Mais ma conscience ne semble pas d’accord avec cette conclusion hâtive. Vais-je vraiment laissé cet homme attaché à un mur ? Vais-je accepter de le condamner à vivre ainsi, en étant sans doute l’objet d’expériences inhumaines ? Car pourquoi serait-il là sinon ? Pourquoi l’attacher si ce n’est pour lui faire du mal ? Ou pour éviter qu’il en fasse ?

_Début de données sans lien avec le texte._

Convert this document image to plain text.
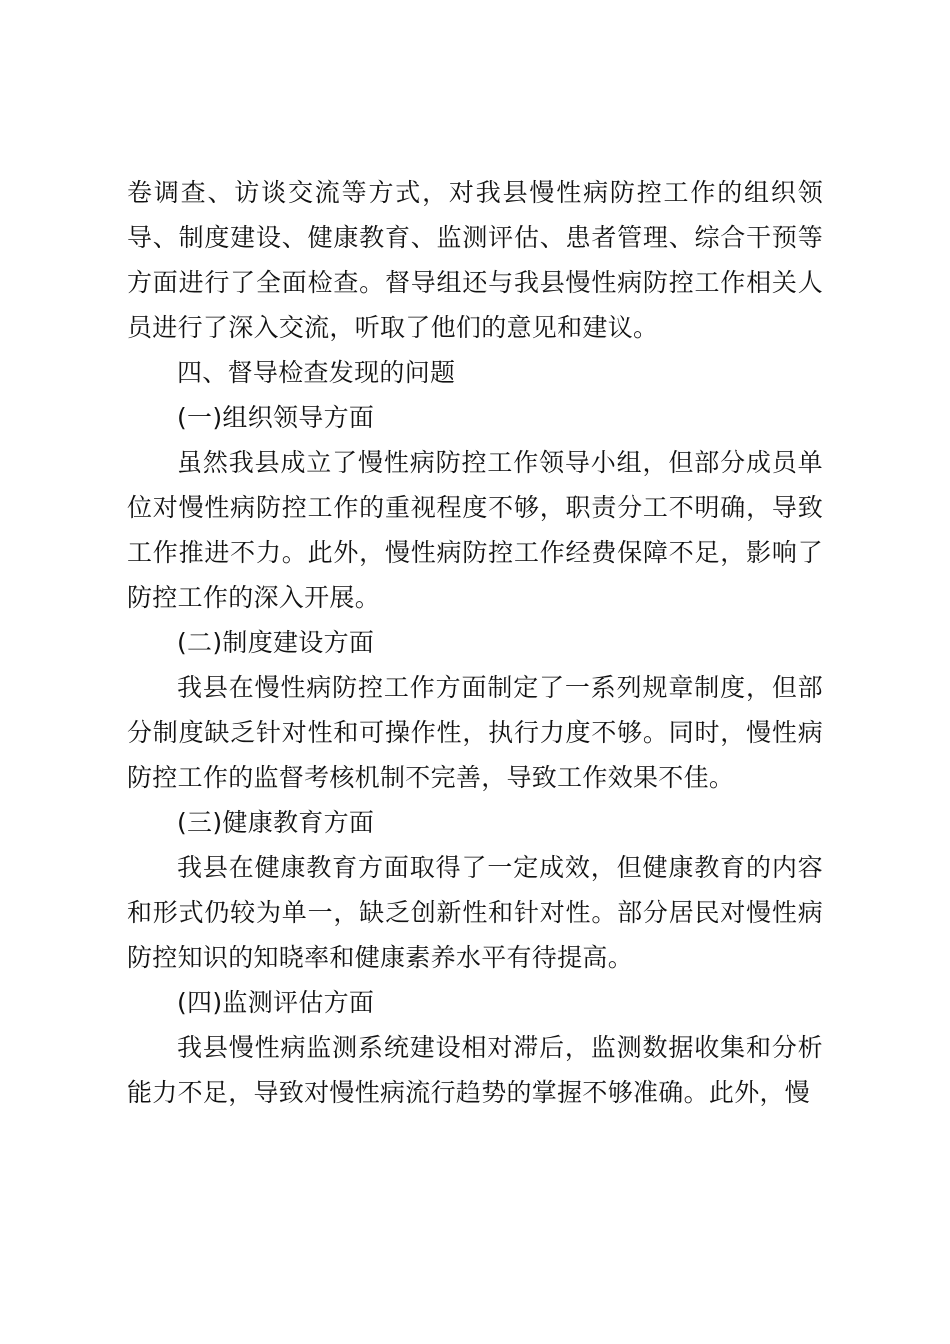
卷调查、访谈交流等方式，对我县慢性病防控工作的组织领导、制度建设、健康教育、监测评估、患者管理、综合干预等方面进行了全面检查。督导组还与我县慢性病防控工作相关人员进行了深入交流，听取了他们的意见和建议。

四、督导检查发现的问题

(一)组织领导方面

虽然我县成立了慢性病防控工作领导小组，但部分成员单位对慢性病防控工作的重视程度不够，职责分工不明确，导致工作推进不力。此外，慢性病防控工作经费保障不足，影响了防控工作的深入开展。

(二)制度建设方面

我县在慢性病防控工作方面制定了一系列规章制度，但部分制度缺乏针对性和可操作性，执行力度不够。同时，慢性病防控工作的监督考核机制不完善，导致工作效果不佳。

(三)健康教育方面

我县在健康教育方面取得了一定成效，但健康教育的内容和形式仍较为单一，缺乏创新性和针对性。部分居民对慢性病防控知识的知晓率和健康素养水平有待提高。

(四)监测评估方面

我县慢性病监测系统建设相对滞后，监测数据收集和分析能力不足，导致对慢性病流行趋势的掌握不够准确。此外，慢
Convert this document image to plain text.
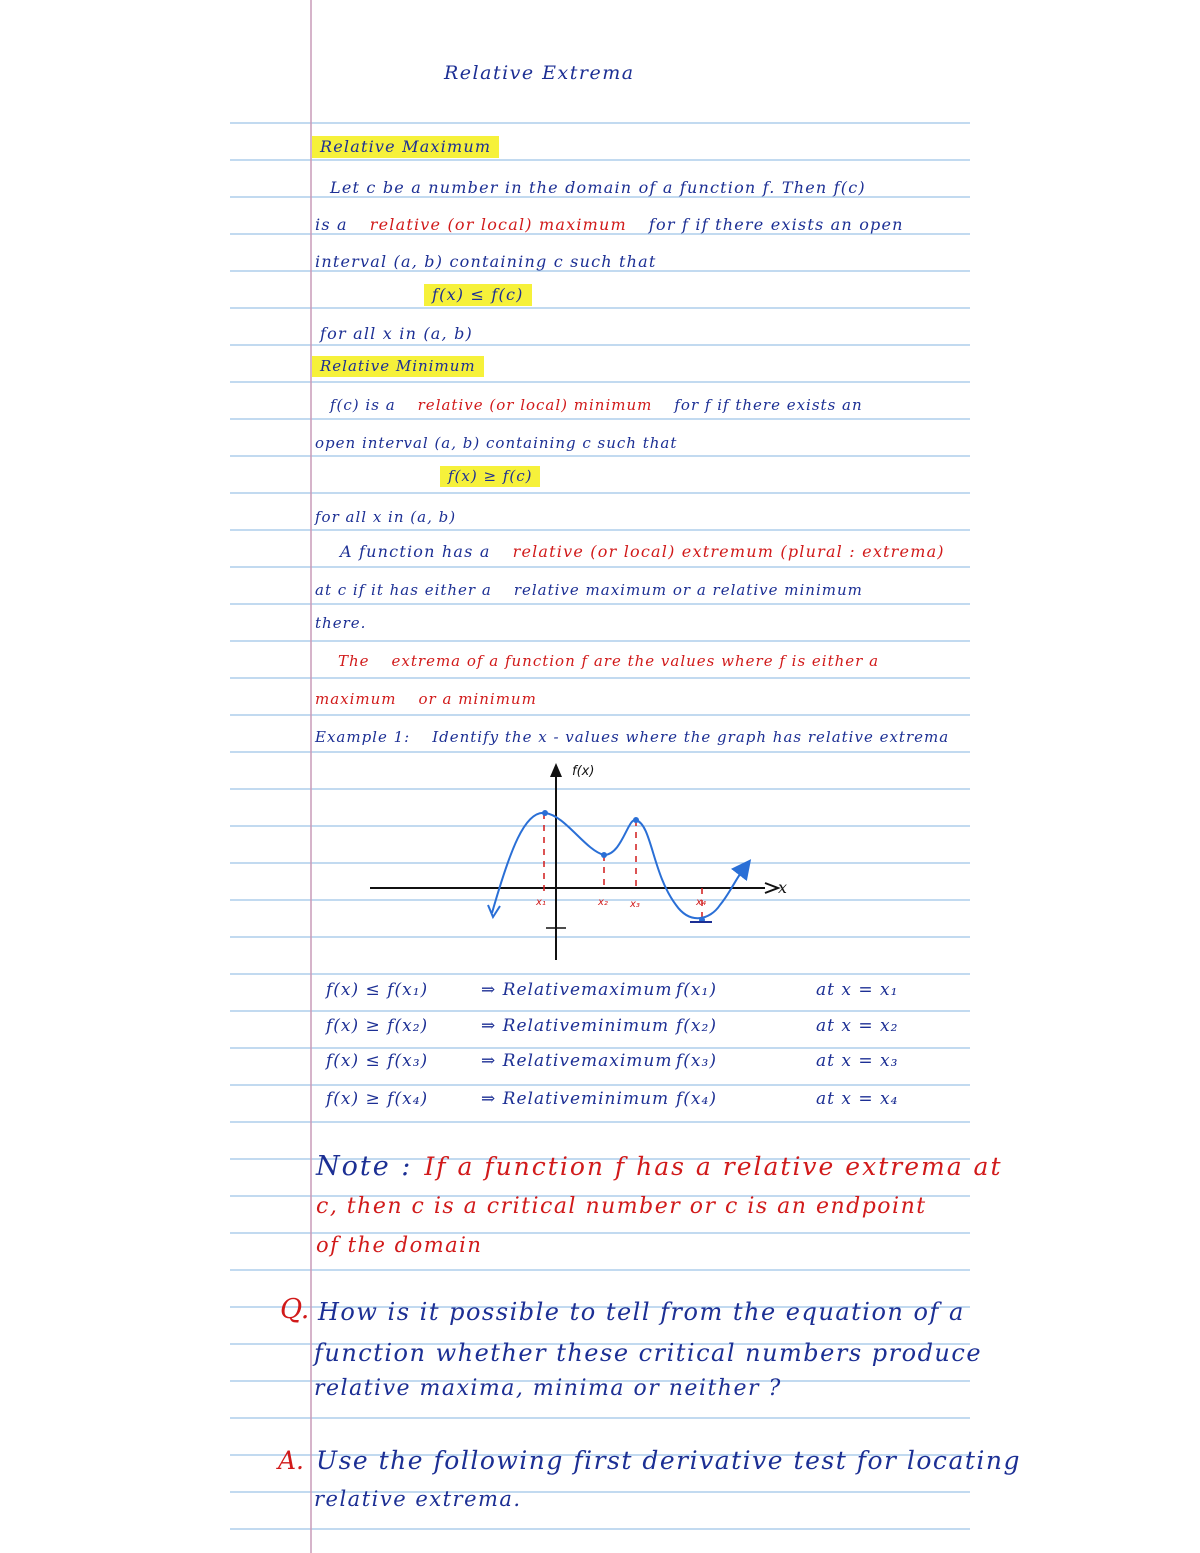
Relative Extrema
Relative Maximum
Let c be a number in the domain of a function f. Then f(c)
is a relative (or local) maximum for f if there exists an open
interval (a, b) containing c such that
f(x) ≤ f(c)
for all x in (a, b)
Relative Minimum
f(c) is a relative (or local) minimum for f if there exists an
open interval (a, b) containing c such that
f(x) ≥ f(c)
for all x in (a, b)
A function has a relative (or local) extremum (plural : extrema)
at c if it has either a relative maximum or a relative minimum
there.
The extrema of a function f are the values where f is either a
maximum or a minimum
Example 1: Identify the x - values where the graph has relative extrema
f(x)
x
x₁	x₂ x₃	x₄
f(x) ≤ f(x₁)	⇒ Relative maximum f(x₁)	at x = x₁
f(x) ≥ f(x₂)	⇒ Relative minimum f(x₂)	at x = x₂
f(x) ≤ f(x₃)	⇒ Relative maximum f(x₃)	at x = x₃
f(x) ≥ f(x₄)	⇒ Relative minimum f(x₄)	at x = x₄
Note : If a function f has a relative extrema at
c, then c is a critical number or c is an endpoint
of the domain
Q. How is it possible to tell from the equation of a
function whether these critical numbers produce
relative maxima, minima or neither ?
A. Use the following first derivative test for locating
relative extrema.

Je me prends la tête entre les mains. Tout cela me dépasse. Je suis trop jeune pour avoir suffisamment d’expérience et savoir quoi faire. Appeler la police ? Pour leur dire qu’un homme aux yeux rouges est enfermé dans la cave ? Que feraient-ils de lui ? Que ferait-il d’eux ? Je frémis. Quelque chose, au fond de moi, me dit qu’une fois libre les rôles pourraient bien s’inverser. Mais qui me dit que je ne me trompe ? Qui me dit que le professeur n’est pas un tueur en série, un psychopathe qui torture un homme qui a pour particularité d’avoir les yeux rouges ? Un homme tout ce qu’il y aurait de plus humain… Si je ne fais rien, si je n’avertis personne, je deviens donc sa complice, non ?

Je m’adosse au fauteuil en expirant bruyamment, en proie à un sentiment de culpabilité dévorant. Il faut que je décide de la conduite à tenir, maintenant. Et pour cela, il faut que je comprenne ce qu’il se passe ici. Je range toutes mes affaires et place mon sac à dos près de la porte d’entrée. C’est fou comme, en cet instant, je suis capable d’imaginer comment la situation pourrait (mal) tourner. Si c’est le cas, j’attrape mon sac avant de m’enfuir. Mon vélo est en bas des marches du perron, et tant pis pour la tempête qui fait rage. Si je dois fuir, je serai prête.

Puis, un instant plus tard, je me fige devant la porte de la cave, le souffle court, les mains moites. Mais qu’est-ce que je m’apprête à faire, là ? À redescendre ? Vraiment ? À retourner voir le monstre de la cave ? Mais je suis complètement tarée ! Je recule, m’adosse au mur, les yeux toujours rivés sur la porte en bois, le cœur au bord des lèvres. C’est maintenant ou jamais. Soit je décide de prendre le contrôle de la situation, soit j’accepte de vivre toute ma vie dans l’ignorance, voire la peur de croiser de nouveau ce regard diabolique.

D’un mouvement brutal, je me jette sur la porte, l’ouvre en grand, allume la lumière et dévale l’escalier. Le regard du démon me cueille en bas des marches. Il est debout. Il m’attend.